Le rôle de la presse démocratique et socialiste - Coup d'œil rétrospectif - En 1848-1849 - La Tribune du Peuple - L'Internationale - Le National belge - Le Peuple - Autres journaux quotidiens et hebdomadaires - Les brochures et les livres - Bibliothèques ouvrières - Les universités populaires - Les sections d'art et les sociétés dramatiques, etc.
(page 645) La presse est un instrument précieux, indispensable à la propagation des idées. Elle joue un rôle considérable aujourd’hui, et fait en quelque sorte l'opinion. C'est pourquoi chaque (page 646) parti veut avoir des journaux, des revues, pour défendre ses principes, répondre aux attaques des adversaires et pour attaquer à son tour et le confondre.
De 1830 à 1848, les journaux socialistes belges furent rares. Les principaux, nous l'avons vu, furent publiés à Bruxelles : « Le Radical » d'abord, « Le Débat social » ensuite. ces journaux étaient peu lus, coûtaient fort cher et ne s'adressaient pas aux ouvriers qui, d'ailleurs ne pas lire, sauf de rares exceptions.
Après la révolution du 24 février, parurent de nombreuses feuilles démocrates et socialistes. Elles ne vécurent pas longtemps, la réaction ayant repris le dessus en France. Ces journaux étaient déjà mieux faits que les précédents, plus à la portée des intelligences populaires. Leur socialisme était fraternel, chrétien, sentimental.
Puis le silence se fit de nouveau et il faut arriver à l'année 1860 pour trouver une nouvelle feuille de propagande qui parût d'abord mensuellement pendant plusieurs années, puis devint hebdomadaire : nous avons cité « La Tribune du Peuple. »
Celle-ci, en 1868, alors que le mouvement créé par l'Internationale des travailleurs eut acquis une certaine puissance, fit place au journal « L'Internationale ». Cette association eut aussi d'autres organes en provinces, sans compter « La Liberté », de Bruxelles, qui après avoir été démocrate devint socialiste.
Chose curieuse, c'est à Bruxelles, à Liége et à Verviers que parurent les principales feuilles de propagande socialiste, pour la partie française du pays, et à Gand et à Anvers, pour la partie flamande. Plus tard, Charleroi et Mons eurent aussi leur journal socialiste quotidien, et de nombreuses villes et communes secondaires, leurs organes hebdomadaires.
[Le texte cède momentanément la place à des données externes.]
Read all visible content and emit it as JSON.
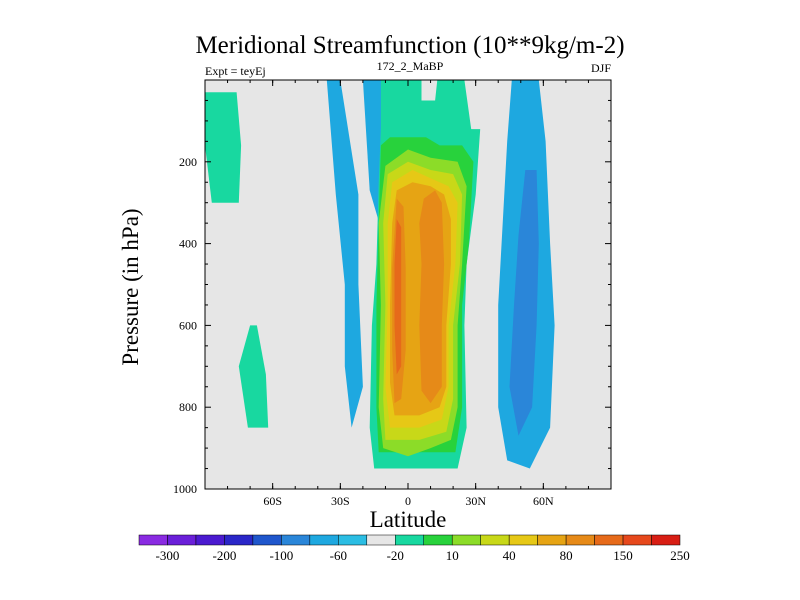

Après la chute du journal « L’Internationale », en 1873, Bruxelles n'eut d'autre organe socialiste qu'une petite feuille publiée par la Chambre syndicale des ouvriers marbriers, « La Persévérance ». A Verviers, « Le Mirabeau », fondé en 1867, continua à paraître jusqu'au 18 mai 1880. A Liége, un ouvrier tailleur, Mathewe, publiait « L’Ami du peuple », hebdomadaire.
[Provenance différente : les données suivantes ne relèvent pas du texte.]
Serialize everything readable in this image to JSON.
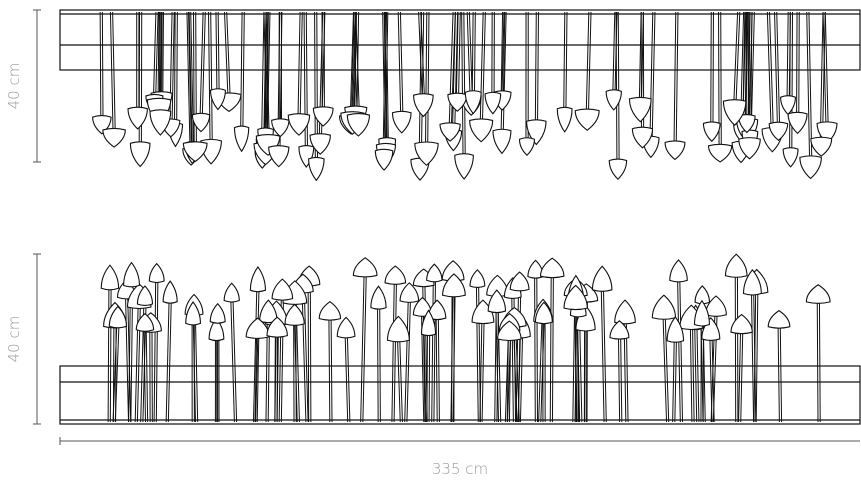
{
  "dimensions": {
    "height_top": "40 cm",
    "height_bottom": "40 cm",
    "width": "335 cm"
  },
  "views": [
    {
      "name": "pendant-view",
      "orientation": "down"
    },
    {
      "name": "upright-view",
      "orientation": "up"
    }
  ],
  "colors": {
    "line": "#111111",
    "dimension_text": "#9a9a9a",
    "background": "#ffffff"
  }
}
En mai 1878, l’auteur de ce livre prit l'initiative de publier un organe hebdomadaire, « La Voix de l’Ouvrier. »
A Anvers, depuis 1869, un ouvrier cordonnier, Philippe Coenen publiait « De Werker » (Le Travailleur).
Parurent ensuite plusieurs feuilles socialistes et anarchistes: ; A Verviers, « Le Cri du Peuple », en 1878 ; puis « La Sentinelle », de 1882 à 1885 ; « L'Union socialiste », de 1888 à 1893 ; « Le Parti Ouvrier », de 1893 à 1899 ; « La voix du Peuple » remplaça ce dernier et n’eut que dix numéros ; « Le Devoir », de 1896 à 1899 ; puis « En Avant »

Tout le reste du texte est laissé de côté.